Migrate chunk state witness pre validation logic from orphan witness handler to partial witness actor

near / nearcore

Reference client for NEAR Protocol

https://near.org

GNU General Public License v3.0

2.33k stars 629 forks source link

Migrate chunk state witness pre validation logic from orphan witness handler to partial witness actor #11193

Closed shreyan-gupta closed 5 months ago

shreyan-gupta commented 6 months ago

The first contact a node had with the network layer to receive the chunk state witness is crucial to do proper validation.

Before the introduction of partial state witness, the first point of contact was ChunkStateWitnessMessage from network adapter, however after the introduction of partial witnesses, we would have to shift all the validation functionality to the partial_witness_actor.

This mainly includes shifting validation defined in partially_validate_state_witness in Client and handle_orphan_state_witness in Client

The first part of this has already been implemented in validate_partial_encoded_state_witness but we need eyes on the rest of the validation.

### Tasks
- [ ] https://github.com/near/nearcore/issues/11303
- [ ] https://github.com/near/nearcore/issues/11301
- [ ] https://github.com/near/nearcore/issues/11302
- [ ] https://github.com/near/nearcore/issues/11304
- [ ] https://github.com/near/nearcore/pull/11309

shreyan-gupta commented 6 months ago

@pugachAG @jancionear have previously worked on the validation side.

walnut-the-cat commented 6 months ago

Currently, both @pugachAG and @shreyan-gupta are listed as assignee of this task. Please update it accordingly as we start working on this-

pugachAG commented 6 months ago

We need to do the following:

reject partial witness for chunks before the last final block:
- not sure LRU cache cleanup is required, probably it is OK to just let those entries get evicted as we process new witnesses
- requires access to the chain head from the partial witness actor
keep track of the already processed witnesses and reject witness parts: similar to #11111
ensure that chunk witness corresponds to the metadata from PartialEncodedStateWitnessInner: validate epoch_id, shard_id and height_created.
add EpochId as part of parts_cache key to have (ShardId, BlockHeight, EpochId)

walnut-the-cat commented 6 months ago

Adding arbitrary timeline for now. Please adjust with the correct estimation

shreyan-gupta commented 6 months ago

Notes from conversation Anton and I had offline

We need to add an additional check for the size of the partial witness.
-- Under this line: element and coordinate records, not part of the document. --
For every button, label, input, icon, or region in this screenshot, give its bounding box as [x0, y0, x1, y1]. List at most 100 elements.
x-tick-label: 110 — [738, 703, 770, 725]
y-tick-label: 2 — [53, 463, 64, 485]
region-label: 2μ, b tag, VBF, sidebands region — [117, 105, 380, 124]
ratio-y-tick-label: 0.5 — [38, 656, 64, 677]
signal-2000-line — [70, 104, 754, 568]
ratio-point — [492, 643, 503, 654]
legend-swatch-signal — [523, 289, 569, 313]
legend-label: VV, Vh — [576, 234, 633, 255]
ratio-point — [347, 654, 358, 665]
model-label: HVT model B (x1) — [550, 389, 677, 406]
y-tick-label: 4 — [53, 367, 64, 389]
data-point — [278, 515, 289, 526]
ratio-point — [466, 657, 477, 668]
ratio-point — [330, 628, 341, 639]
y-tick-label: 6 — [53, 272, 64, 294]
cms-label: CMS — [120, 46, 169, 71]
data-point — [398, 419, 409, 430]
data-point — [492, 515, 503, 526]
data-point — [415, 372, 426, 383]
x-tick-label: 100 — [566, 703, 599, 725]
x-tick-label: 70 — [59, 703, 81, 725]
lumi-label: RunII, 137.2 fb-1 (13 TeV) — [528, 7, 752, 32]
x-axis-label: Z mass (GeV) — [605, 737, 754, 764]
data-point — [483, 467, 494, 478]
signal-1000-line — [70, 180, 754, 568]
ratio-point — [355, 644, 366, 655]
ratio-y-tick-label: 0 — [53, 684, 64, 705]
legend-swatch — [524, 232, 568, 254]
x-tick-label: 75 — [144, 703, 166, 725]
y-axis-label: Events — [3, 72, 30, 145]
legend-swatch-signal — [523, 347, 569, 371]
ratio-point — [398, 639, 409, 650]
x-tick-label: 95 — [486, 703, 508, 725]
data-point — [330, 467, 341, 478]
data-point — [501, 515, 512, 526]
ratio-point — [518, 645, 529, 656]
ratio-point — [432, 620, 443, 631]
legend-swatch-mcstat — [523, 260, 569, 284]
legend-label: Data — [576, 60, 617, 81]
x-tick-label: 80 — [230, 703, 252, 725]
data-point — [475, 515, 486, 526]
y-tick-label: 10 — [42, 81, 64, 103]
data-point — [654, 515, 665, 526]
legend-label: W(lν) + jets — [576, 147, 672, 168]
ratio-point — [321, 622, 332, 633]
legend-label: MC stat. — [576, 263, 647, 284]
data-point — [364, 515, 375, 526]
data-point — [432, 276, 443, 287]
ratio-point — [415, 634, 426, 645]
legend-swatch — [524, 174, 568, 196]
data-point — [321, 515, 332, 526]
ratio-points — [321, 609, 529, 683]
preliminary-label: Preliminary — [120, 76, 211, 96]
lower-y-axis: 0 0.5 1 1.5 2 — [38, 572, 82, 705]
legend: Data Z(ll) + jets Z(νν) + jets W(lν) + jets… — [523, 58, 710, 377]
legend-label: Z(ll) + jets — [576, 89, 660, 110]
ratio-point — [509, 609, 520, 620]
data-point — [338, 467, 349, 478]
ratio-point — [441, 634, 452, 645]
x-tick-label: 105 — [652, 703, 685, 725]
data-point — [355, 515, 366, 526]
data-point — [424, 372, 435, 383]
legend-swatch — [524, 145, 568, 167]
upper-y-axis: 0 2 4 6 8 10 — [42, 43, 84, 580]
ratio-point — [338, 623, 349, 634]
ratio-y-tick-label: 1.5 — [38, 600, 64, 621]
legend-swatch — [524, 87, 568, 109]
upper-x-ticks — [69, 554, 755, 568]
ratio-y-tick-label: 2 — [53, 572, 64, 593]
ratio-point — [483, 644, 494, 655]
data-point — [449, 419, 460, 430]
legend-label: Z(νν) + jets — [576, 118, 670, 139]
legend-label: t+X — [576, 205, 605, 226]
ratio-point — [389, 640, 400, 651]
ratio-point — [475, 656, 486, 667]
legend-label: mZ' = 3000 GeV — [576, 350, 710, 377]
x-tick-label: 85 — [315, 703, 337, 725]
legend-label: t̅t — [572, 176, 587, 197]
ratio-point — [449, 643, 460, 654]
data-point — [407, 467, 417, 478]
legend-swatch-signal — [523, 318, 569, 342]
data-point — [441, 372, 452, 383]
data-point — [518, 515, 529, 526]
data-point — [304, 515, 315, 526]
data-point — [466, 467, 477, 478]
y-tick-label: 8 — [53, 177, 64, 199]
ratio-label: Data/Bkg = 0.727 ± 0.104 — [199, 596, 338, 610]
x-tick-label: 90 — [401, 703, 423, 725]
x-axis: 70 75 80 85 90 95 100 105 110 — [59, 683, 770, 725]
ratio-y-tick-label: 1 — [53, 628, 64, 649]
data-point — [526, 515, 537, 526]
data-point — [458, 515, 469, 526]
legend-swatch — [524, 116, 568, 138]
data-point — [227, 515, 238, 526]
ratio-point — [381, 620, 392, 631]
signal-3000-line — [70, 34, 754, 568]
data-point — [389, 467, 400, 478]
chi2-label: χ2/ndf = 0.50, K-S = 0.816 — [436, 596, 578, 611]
That would look something on the lines of max_state_witness_size * encoding_size_increase_factor / num_validators, approx 10 MB * 1.25 / ~50 validators
We need epoch_id in lru cache key of partial state witness tracker as we can potentially have valid heights, shard_id pairs in different epochs based on forks and where the epoch boundary is.
Reading chain head directly from RocksDB shouldn't be too bad. This is the better alternative of passing it around and fetching it from client.
The set of checks we need to have in place should be at a level similar to those we have for chunk distribution in order to avoid over-engineering things.

shreyan-gupta commented 6 months ago

keep track of the already processed witnesses and reject witness parts: similar to https://github.com/near/nearcore/pull/11111

Quick comment on this, I think one good way of ensuring this would be to have a separate LRU cache just keeping track of "seen" or "observed" witnesses.

Currently we have the parts_cache in partial_witness_tracker that is possibly exposed to overflowing and cache eviction. In the current implementation, once we mark an entry as is_decoded once we have enough parts and send the decoded state witness to client.

I'm slightly concerned what would happen if this cache entry gets evicted and a malicious chunk producer sends over all the parts again. In such a case we would have no memory of having already processed this witness.

A quick solution is to have a tiny LRU cache for all witnesses we have decoded and quickly check that once.

shreyan-gupta commented 6 months ago

Potential discussion points: Is it fine to have hard checks based on "distance from head". For example, can we safely say, "we should not be processing any state witnesses that are a distance 50 away from our current head"?

Can there be issues with respect to skipped blocks etc.?

pugachAG commented 6 months ago

After looking into think for quite some time now I think it makes sense to consolidate partial witness tracking with the orphan pool. All validation logic from the orphan pool is applicable when validating witness parts. This can be implemented by adding an actix message sent from the Client to the PartialWitnessActor notifying about the processed block. This way partial witness tracker doesn't immediately send the witness for processing when prev block is not present, but retains it until the corresponding block is received from the Client. Also I think we can safely restrict the range of considered state witness heights to (last_final_height..chain_head_height + 5] (the same as front horizon MAX_HEIGHTS_AHEAD constant from chunk_cache.rs).